Саша отвалился на бок.
– Пойдемте на берег, барин, – сказала Глаша. – А то Илья Александрович со службы скоро воротятся, как бы худо не было.
– Слушай, а где машинка моя?
– Какая машинка? – не понял Саша.
– Да вот она, вот...
Глаша непонятно откуда извлекла машинку для скручивания «джойнтов». Табак и целлофановый пакетик возникли в ее руках, будто ниоткуда.
– Что это? – спросил Саша.
– Это-то, – ответила раскрасневшаяся горничная, – это тебе только на пользу пойдет. Покурим, барин.
Что за табачок-то у нее? Интересный какой табачок.
Пухлые пальчики высыпали табачок на бумажку. Р-раз! В пальцах горничной материализовалась сигаретка.
Саша щелкнул своей «Зиппой». Втянул сладкий дым и зажмурился.
– Дай, – сказала Глаша и взяла у него сигаретку.
– Странный у тебя табачок, – сказал Саша.
– Таджикский. – Глаша запрокинула голову и смотрела в небо.
«Ох, как хорошо-то мне... Ох, как весело...»
– Я лублу тебя, Глаша, – давясь смехом сказал Саша. – Я лублу табы....
– Я знаю, барин. Глаша затянулась косячком. Протянула его Саше.
– Пяточку сделай, барин.
– Что? Александр Ильич Ульянов посмотрел на любимую.
Любимая – с крупным лицом, крупная в руках и, видимо, решительная в действиях, крутила в пальцах чинарик.
– Барин, еще затяжечку? Облака над Волгой неслись со скоростью курьерского поезда. Папоротник. Откуда здесь папоротник-то взялся? И ведь как отчетливо виден. До малейших деталей. Детали. Это ли не главное? Почему он, Саша, раньше не обращал внимания на эти самые детали? Мир состоит из деталей, детали – это самое главное, детали – это характер человека, это цвет панталон твоей девушки, это запах, несущийся из трактира, в котором тебе нужно купить свежий – не от Мюллера, как папа говорил, – хлеб.
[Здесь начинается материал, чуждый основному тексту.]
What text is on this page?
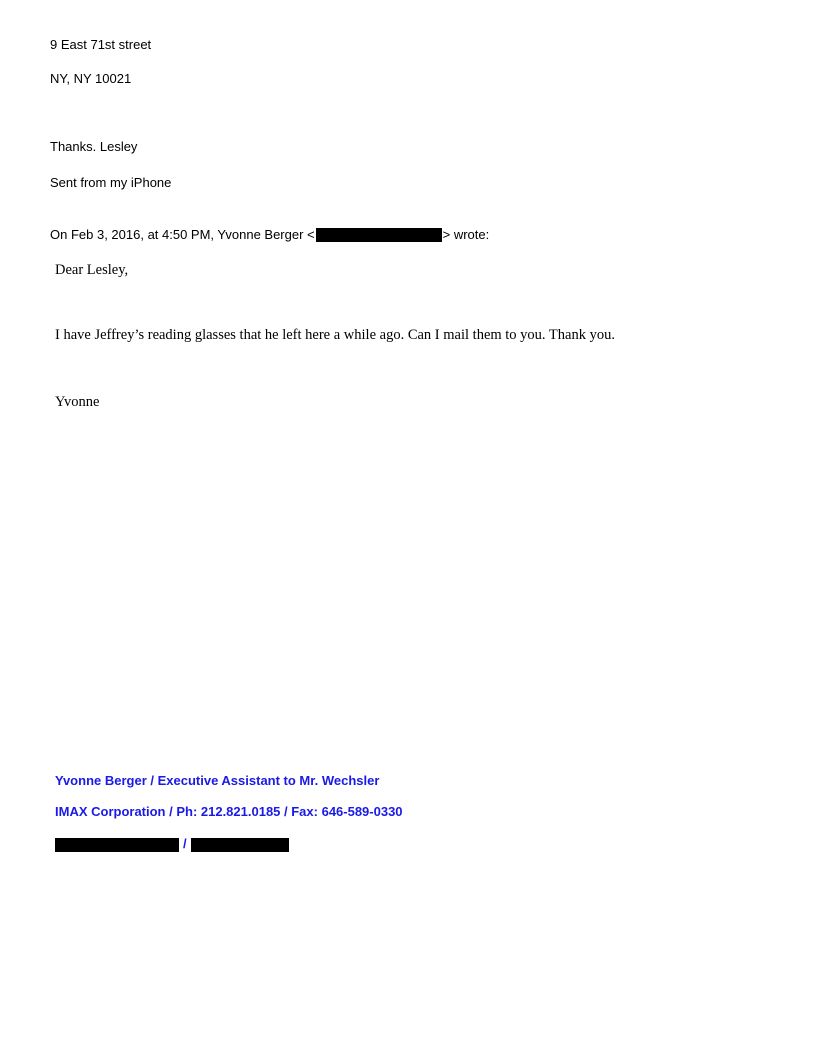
9 East 71st street
NY, NY 10021
Thanks. Lesley
Sent from my iPhone
On Feb 3, 2016, at 4:50 PM, Yvonne Berger <	> wrote:
Dear Lesley,
I have Jeffrey’s reading glasses that he left here a while ago. Can I mail them to you. Thank you.
Yvonne
Yvonne Berger / Executive Assistant to Mr. Wechsler
IMAX Corporation / Ph: 212.821.0185 / Fax: 646-589-0330
/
Детали – это скрип сапог Юрьича, сумрачного мужика, который приходит раз в месяц проверять и чинить замки на воротах, это писк народившейся мыши в амбаре – этот писк слышен всем, всей семье, слышат его и маменька, и папенька, и Володя слышит, только виду не подает, а то – малы еще, чтобы указывать и советы давать – потом только, дня через два, папенька, Илья Александрович, скажет:
– Да подите кто-нибудь уж, наконец, разберитесь там...
Мир становится совсем другим, когда обращаешь внимание на детали. Вот жужелица бежит. И сколь значимым оказывается ее бег. Черное блестящее тельце с красноватым отливом. Продукт эволюции. Хищник. Решительный и беспощадный.